Separation of hydrogen from 10 % hydrogen + methane mixtures using double-stage Vacuum Swing Adsorption (VSA)
Leila Dehdari, Jianing Yang, Penny Xiao, Gang Kevin Li, Paul A. Webley, Ranjeet Singh
Abstract
Transportation of hydrogen by blending it to the existing natural gas infrastructure is one of the economical ways of having a green future. After co-transportation of hydrogen this way, hydrogen deblending from natural gas is needed at various locations for different end-users. Hydrogen content in pipelines at the primary injection phases will be low (<20 %) which makes the separation challenging.

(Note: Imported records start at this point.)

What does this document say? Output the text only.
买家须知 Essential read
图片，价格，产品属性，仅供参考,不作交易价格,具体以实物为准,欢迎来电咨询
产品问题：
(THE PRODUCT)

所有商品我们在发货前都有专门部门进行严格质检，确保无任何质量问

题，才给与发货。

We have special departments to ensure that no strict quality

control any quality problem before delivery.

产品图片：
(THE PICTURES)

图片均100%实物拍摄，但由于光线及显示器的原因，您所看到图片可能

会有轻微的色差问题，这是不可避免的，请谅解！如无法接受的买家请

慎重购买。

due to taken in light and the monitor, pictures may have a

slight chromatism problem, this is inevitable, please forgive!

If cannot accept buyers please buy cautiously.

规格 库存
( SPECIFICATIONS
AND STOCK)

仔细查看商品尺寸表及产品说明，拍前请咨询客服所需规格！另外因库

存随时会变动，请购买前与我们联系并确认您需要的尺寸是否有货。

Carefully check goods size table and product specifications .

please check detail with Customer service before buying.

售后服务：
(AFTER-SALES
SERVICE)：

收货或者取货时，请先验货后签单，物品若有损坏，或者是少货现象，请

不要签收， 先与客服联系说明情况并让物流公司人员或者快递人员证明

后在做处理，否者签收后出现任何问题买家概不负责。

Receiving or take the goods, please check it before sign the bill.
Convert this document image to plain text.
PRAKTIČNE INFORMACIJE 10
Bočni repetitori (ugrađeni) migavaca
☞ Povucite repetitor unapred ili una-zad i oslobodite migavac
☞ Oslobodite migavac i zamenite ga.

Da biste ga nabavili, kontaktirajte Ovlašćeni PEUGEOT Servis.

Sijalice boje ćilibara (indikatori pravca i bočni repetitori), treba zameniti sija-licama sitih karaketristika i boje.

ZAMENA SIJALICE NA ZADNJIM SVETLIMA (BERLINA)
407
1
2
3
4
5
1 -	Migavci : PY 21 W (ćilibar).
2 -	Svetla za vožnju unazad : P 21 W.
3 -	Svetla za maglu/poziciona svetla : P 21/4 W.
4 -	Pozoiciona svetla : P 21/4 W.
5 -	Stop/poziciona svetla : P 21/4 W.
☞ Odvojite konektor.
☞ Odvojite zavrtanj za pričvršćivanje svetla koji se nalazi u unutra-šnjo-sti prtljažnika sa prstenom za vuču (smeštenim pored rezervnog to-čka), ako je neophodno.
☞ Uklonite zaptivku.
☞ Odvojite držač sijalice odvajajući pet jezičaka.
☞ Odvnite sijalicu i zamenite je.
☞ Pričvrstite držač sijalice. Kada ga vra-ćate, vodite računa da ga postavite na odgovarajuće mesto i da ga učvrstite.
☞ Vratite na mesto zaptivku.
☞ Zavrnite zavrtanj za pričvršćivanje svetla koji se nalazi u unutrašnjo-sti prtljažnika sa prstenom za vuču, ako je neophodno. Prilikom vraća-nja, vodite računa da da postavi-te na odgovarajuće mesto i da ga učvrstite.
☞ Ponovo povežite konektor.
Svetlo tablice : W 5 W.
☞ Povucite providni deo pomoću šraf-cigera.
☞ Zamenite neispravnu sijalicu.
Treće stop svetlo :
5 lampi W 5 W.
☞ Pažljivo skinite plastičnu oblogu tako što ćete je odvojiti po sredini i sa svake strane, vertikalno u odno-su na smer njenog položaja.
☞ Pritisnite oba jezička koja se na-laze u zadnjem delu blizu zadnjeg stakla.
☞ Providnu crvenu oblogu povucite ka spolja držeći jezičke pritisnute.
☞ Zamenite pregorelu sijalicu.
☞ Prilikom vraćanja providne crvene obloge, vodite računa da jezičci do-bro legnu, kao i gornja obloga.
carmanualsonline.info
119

The goal of current study is to investigate the production of high purity hydrogen from a 10 % hydrogen + natural gas mixture using VSA. A four-bed VSA plant filled with activated carbon was used to conduct the experiments in the lab using binary mixture of 10 % H2 + CH4 (% mol/mol). High purity hydrogen (99 %) was achieved at 102 kPa feed pressure in the lab. After validation of simulation tool with experimental results, Aspen Adsorption software was used to assess the performance of producing 99 % hydrogen purity using double-stage VSA process at small scale. Results revealed that achieving high-purity hydrogen using a double-stage VSA, by upgrading H2 from 10 % to 50 % in the first stage and then to 99 % H2 in the second stage leads to better separation performance and less energy consumption than a single stage VSA for the same separation target. Afterwards, a five-bed double VSA system in industrial scale was developed using Aspen Adsorption to produce high hydrogen purity from a representative 10 % hydrogen + natural gas mixture. High purity hydrogen (>99 %) along with high recovery (>82 %) were achieved at a feed pressure of 110 kPa.